Lancia contestou a execução. A tentativa foi rejeitada em maio de 2026. Uma cobrança judicial efetuada em abril não foi satisfeita. Uma audiência no Tribunal Superior em 26 de junho examinou os bens de Lancia, e as evidências não convenceram o tribunal de que sua participação na Portofino tinha valor significativo.
Segundo registros judiciais, Lancia deve 5,98 milhões de libras decorrentes da sentença arbitral de 2025, além de juros e custos.
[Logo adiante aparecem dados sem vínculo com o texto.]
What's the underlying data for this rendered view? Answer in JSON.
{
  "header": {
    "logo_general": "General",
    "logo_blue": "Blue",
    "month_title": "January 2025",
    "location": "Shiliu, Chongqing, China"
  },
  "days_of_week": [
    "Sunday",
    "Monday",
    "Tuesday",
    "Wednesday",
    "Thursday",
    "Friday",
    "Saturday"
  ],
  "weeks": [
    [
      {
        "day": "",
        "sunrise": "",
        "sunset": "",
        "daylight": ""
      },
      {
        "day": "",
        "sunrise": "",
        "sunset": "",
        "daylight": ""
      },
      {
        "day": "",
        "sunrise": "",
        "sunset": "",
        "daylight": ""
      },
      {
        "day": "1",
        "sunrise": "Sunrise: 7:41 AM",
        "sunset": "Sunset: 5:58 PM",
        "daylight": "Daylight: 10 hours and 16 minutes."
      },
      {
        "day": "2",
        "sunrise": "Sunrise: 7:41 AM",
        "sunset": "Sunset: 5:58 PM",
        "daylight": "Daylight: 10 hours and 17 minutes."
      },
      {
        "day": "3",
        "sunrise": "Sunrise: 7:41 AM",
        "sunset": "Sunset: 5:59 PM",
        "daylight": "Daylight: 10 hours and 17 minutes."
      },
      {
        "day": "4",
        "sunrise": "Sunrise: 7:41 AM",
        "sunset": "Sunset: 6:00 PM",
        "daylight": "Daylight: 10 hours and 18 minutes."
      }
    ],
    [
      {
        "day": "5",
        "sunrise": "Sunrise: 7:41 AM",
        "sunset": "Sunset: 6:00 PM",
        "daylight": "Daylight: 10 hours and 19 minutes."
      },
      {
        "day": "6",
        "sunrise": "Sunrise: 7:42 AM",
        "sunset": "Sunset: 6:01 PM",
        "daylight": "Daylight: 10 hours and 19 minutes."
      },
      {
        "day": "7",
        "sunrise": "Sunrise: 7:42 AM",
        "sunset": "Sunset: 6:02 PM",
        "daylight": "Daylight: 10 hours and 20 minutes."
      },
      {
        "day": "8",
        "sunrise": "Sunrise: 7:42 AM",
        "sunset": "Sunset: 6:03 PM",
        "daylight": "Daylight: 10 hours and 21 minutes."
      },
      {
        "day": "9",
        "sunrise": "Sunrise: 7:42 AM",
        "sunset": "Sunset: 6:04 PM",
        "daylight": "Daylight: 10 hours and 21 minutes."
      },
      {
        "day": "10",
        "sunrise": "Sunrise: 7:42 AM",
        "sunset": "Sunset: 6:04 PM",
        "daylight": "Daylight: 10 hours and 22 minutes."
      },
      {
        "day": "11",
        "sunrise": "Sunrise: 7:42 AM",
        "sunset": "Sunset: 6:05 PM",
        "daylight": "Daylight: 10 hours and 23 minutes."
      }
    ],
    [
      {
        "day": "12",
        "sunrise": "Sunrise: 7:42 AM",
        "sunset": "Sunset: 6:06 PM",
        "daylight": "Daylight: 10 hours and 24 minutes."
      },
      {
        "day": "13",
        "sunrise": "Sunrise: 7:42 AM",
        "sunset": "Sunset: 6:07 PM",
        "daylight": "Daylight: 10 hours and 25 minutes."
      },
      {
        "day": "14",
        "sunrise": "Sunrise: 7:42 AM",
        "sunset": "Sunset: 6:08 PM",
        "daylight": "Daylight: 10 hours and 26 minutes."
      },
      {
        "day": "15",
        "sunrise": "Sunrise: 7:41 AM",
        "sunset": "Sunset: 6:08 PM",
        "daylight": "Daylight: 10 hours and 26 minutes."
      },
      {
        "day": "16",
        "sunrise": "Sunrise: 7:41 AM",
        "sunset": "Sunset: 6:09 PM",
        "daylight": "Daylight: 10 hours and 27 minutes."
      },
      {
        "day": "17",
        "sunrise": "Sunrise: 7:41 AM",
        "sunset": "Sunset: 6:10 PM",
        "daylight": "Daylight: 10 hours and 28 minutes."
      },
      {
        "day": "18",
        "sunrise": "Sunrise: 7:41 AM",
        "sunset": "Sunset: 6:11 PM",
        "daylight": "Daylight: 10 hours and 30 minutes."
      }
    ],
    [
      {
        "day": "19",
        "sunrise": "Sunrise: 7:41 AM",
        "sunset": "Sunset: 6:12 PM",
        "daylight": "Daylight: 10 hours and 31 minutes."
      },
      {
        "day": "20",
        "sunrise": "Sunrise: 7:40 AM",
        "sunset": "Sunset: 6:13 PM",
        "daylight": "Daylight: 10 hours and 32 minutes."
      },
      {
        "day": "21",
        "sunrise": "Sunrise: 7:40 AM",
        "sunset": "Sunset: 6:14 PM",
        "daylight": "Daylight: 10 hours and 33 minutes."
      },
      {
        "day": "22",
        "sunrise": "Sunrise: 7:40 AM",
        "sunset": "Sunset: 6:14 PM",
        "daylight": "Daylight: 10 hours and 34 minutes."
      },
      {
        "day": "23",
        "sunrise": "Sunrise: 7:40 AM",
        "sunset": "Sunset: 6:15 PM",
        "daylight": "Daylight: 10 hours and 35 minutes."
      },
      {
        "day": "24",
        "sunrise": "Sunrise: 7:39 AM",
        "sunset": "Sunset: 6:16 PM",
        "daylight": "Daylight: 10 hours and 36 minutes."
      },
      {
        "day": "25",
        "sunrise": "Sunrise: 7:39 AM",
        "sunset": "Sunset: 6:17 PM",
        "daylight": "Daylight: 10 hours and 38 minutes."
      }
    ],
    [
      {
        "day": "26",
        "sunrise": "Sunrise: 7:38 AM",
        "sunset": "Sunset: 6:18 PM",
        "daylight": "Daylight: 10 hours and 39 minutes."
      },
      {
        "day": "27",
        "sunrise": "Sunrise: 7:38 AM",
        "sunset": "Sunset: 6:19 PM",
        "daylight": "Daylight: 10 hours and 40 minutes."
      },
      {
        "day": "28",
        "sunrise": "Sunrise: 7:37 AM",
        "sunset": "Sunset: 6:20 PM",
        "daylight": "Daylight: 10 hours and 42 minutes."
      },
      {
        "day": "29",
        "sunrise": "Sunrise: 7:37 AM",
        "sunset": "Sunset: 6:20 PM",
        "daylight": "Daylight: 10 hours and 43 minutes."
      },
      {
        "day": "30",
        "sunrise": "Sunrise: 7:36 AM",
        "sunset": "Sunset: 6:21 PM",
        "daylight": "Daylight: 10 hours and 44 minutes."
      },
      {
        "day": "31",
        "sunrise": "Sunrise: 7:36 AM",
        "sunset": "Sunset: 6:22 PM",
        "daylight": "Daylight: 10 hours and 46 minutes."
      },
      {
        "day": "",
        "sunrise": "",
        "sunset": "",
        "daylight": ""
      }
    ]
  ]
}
Em relação a esse valor, a Citadel estima possuir garantia avaliada em cerca de 21.886 libras, composta principalmente por pequenas contas bancárias e participações minoritárias em empresas francesas. A disparidade entre a dívida e o colateral disponível é evidente.
A diferença entre uma vitória legal e a recuperação financeira não é incomum em litígios comerciais, mas aqui ela é particularmente acentuada devido aos números envolvidos. A Citadel possui uma sentença arbitral reconhecida e executável de um tribunal internacional respeitado, mas o valor prático dessa sentença é limitado pelo que o devedor realmente possui.
No mesmo dia em que apresentou a dispensa nos EUA, a Citadel solicitou ao Tribunal Superior da Inglaterra a declaração de falência do fundador da Portofino, Leonard Lancia. A medida é uma consequência direta da sentença arbitral não paga. Lancia também está sujeito a uma ordem de congelamento mundial.
A audiência de 26 de junho no Tribunal Superior, que avaliou o valor da participação de Lancia na Portofino, não apresentou evidências de que o interesse de propriedade tivesse valor significativo. A Citadel informou ao tribunal de Nova York que esses desenvolvimentos a levaram a acreditar que continuar o litígio nos EUA provavelmente não resultaria em mais do que uma sentença não satisfeita. O pedido de falência contra Lancia, agendado para o Tribunal Superior da Inglaterra, representa agora a via mais direta restante para a Citadel recuperar parte dos 5,98 milhões de libras da sentença.
O percurso dessa disputa traz uma lição mais ampla para o setor de ativos digitais. A Citadel iniciou o processo original em Nova York para estabelecer responsabilidade, provando que ex-executivos levaram informações proprietárias ao deixarem a empresa para fundar uma concorrente. Após quase três anos, essa questão permanece sem resposta formal. A estratégia legal mudou totalmente para fazer valer o que já havia sido conquistado em outro foro e por fundamentos diferentes.
Essa mudança — de alegações de segredos comerciais nos EUA para arbitragem em Londres e processos de falência no Reino Unido — ilustra a complexidade de buscar execução transfronteiriça em litígios relacionados a criptoativos. Uma empresa pode vencer todas as batalhas processuais e ainda assim enfrentar o problema fundamental de uma contraparte com ativos limitados espalhados por múltiplas jurisdições.
Por que a Citadel dispensou sua ação por segredos comerciais contra a Portofino?
A Citadel concluiu que qualquer sentença favorável provavelmente não seria paga e que continuar o litígio provavelmente só produziria outra sentença não satisfeita. A empresa destacou que a decisão não tinha relação com o mérito de suas alegações de segredos comerciais.
Qual foi o resultado da arbitragem em Londres envolvendo a Citadel e os fundadores da Portofino?
A Citadel venceu a arbitragem por reivindicações trabalhistas, incluindo violação de contrato, conspiração por meios ilegais e engano. A sentença foi emitida em 2025 pelo Tribunal de Arbitragem Internacional de Londres e reconhecida pelo Tribunal Superior da Inglaterra em fevereiro de 2026, tendo sua contestação por Lancia rejeitada em maio de 2026.
Quais ações legais a Citadel está tomando no Reino Unido contra o fundador da Portofino?
A Citadel entrou com pedido de falência contra Leonard Lancia na Justiça do Reino Unido para fazer valer uma dívida decorrente de sentença arbitral de 2025. Lancia também está sujeito a uma ordem de congelamento mundial, e uma audiência em 26 de junho no Tribunal Superior examinou seus bens.